A task force assigned with writing a code of conduct agreed Thursday to ban commissioners from moonlighting as lobbyists and limit their control over what companies win county contracts. They'd have to disclose any contact with lobbyists on county business and their fundraising on behalf of charities and political campaigns.
"People expect us to eliminate much of the perception that is out there," task force member Kenneth Fink said.
The task force is rushing to meet a March 2 deadline to submit an ethics code to the commission. The commission must then approve the proposal or place it on the November ballot for voters to decide.
The commission has faced years of criticism over members working as lobbyists who represent clients before other local governments.
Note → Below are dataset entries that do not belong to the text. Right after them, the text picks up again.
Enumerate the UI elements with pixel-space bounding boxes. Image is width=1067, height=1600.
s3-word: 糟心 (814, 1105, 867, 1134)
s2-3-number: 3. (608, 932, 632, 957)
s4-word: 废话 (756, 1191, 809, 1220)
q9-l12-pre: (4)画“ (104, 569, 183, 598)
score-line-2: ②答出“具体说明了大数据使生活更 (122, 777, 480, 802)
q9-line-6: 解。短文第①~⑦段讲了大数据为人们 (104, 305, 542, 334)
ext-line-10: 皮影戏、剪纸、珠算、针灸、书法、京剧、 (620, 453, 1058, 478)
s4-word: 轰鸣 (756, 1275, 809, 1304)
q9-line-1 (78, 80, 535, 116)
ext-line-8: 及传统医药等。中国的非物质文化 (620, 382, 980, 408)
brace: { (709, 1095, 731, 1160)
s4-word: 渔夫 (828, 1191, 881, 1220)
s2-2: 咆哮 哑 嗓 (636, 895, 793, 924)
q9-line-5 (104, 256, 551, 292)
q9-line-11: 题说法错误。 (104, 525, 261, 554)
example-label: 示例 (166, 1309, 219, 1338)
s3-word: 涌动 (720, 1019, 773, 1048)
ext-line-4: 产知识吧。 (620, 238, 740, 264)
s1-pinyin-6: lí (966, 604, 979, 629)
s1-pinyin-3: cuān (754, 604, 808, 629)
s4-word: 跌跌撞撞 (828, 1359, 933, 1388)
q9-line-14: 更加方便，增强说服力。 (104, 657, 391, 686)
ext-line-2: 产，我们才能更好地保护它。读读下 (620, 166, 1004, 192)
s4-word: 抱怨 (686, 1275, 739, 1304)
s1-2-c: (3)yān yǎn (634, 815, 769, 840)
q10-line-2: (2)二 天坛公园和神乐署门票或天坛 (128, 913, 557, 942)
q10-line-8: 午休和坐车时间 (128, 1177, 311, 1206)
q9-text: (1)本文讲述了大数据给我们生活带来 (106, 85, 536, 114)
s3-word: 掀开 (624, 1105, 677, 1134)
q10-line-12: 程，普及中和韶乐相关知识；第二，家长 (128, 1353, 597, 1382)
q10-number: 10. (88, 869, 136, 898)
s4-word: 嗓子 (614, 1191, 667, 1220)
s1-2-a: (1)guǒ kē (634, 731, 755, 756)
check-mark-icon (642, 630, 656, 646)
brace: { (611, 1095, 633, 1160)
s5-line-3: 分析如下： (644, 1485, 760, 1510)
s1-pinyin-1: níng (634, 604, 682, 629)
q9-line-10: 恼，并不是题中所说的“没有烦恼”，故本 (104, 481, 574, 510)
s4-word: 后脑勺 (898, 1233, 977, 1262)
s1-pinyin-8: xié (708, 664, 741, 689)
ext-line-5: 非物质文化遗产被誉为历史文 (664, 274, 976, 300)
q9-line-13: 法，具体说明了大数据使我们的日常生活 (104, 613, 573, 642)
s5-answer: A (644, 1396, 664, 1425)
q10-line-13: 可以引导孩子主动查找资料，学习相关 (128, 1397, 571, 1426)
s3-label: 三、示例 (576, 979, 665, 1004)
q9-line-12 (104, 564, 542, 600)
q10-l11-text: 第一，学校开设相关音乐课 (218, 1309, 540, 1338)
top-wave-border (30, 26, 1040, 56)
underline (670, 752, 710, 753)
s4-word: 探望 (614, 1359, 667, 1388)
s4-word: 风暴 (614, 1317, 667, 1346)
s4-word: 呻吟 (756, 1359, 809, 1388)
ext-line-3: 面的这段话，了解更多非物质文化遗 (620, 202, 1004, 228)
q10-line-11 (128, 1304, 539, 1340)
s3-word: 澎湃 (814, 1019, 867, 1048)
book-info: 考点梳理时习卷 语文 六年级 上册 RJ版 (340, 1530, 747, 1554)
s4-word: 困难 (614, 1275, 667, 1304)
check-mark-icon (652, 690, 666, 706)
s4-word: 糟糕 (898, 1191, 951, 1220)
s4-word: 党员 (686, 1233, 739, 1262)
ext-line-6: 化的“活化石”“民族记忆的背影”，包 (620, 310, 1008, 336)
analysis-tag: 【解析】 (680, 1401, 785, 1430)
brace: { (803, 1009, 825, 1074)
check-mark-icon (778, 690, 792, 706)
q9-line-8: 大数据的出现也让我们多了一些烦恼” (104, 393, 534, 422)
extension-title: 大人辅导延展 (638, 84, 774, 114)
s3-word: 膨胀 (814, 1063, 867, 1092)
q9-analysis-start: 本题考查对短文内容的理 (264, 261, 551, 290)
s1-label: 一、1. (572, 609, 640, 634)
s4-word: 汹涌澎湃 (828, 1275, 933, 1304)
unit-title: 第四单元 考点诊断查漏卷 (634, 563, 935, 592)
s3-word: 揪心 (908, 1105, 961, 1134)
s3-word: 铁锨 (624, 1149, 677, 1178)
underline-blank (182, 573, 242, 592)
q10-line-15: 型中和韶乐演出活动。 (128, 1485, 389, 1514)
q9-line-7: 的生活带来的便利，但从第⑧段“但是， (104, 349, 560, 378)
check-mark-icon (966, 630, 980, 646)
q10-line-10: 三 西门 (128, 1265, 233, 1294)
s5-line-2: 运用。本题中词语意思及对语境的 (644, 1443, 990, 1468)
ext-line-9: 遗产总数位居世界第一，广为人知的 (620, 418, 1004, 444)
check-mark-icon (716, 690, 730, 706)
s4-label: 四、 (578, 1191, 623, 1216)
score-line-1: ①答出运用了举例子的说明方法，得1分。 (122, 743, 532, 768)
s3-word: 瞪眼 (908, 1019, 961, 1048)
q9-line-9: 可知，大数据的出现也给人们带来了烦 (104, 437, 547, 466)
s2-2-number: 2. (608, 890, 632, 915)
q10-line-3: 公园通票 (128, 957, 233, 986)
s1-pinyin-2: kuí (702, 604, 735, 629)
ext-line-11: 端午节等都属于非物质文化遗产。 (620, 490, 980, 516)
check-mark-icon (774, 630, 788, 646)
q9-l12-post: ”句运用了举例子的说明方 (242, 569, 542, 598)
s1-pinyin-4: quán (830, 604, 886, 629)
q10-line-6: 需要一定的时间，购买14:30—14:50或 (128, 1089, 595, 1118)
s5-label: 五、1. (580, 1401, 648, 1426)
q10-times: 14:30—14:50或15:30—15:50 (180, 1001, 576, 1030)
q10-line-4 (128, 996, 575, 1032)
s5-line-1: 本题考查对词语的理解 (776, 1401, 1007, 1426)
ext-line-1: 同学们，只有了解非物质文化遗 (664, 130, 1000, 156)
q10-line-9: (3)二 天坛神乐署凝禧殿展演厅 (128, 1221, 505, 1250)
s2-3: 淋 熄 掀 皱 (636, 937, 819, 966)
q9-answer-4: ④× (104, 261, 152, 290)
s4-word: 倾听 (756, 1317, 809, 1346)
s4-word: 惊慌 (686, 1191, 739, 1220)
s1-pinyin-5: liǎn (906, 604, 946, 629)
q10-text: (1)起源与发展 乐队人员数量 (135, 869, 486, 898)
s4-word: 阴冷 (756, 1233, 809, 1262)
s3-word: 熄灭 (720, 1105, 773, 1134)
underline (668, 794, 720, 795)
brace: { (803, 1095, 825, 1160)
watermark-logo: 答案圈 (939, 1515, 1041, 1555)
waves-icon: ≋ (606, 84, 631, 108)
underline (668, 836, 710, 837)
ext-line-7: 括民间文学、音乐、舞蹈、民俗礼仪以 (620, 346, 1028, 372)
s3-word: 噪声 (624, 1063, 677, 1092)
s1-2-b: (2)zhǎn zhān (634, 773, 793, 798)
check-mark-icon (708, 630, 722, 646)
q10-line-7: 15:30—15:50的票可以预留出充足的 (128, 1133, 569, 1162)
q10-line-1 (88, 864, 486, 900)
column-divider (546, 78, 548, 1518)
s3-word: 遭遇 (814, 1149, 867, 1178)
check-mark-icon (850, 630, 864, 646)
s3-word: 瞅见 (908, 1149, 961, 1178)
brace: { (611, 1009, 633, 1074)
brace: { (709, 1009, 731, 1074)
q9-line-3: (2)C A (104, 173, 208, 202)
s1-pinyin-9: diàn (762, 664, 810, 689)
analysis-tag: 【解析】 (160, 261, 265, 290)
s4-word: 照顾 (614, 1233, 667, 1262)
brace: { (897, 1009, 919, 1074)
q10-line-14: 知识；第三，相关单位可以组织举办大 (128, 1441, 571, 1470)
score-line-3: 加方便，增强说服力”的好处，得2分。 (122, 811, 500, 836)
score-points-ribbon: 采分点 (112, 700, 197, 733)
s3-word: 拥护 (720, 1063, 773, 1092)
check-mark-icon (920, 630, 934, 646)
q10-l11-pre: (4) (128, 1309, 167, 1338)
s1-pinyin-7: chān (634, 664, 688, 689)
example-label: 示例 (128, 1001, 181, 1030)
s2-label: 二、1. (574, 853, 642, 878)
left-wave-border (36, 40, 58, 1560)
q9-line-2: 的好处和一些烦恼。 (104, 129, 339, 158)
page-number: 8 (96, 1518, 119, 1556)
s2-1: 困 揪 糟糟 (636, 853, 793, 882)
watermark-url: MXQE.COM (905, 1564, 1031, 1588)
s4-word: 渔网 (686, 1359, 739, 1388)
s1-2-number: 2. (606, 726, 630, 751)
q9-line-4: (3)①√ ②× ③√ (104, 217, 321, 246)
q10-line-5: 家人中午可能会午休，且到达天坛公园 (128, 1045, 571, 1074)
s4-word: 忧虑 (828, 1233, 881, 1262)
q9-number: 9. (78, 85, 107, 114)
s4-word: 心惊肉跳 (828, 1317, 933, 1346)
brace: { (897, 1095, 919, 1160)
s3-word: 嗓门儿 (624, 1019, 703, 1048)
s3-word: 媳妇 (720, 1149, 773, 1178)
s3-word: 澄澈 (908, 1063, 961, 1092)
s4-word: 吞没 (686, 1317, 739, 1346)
Former Commissioner Josephus Eggelletion, who resigned in January after pleading guilty to corruption charges, was once fined $2,500 by the state Ethics Commission for voting in 2002 on a trash deal while he was a lobbyist for the company.
The task force agreed to ban commissioners from serving on selection committees that evaluate bids and choose contractors.
Under rules they wrote for themselves, commissioners often pack those purchasing panels. Big-ticket deals like who should build an airport runway become heavily lobbied by contractors and lobbyists who are key sources of campaign cash to commissioners.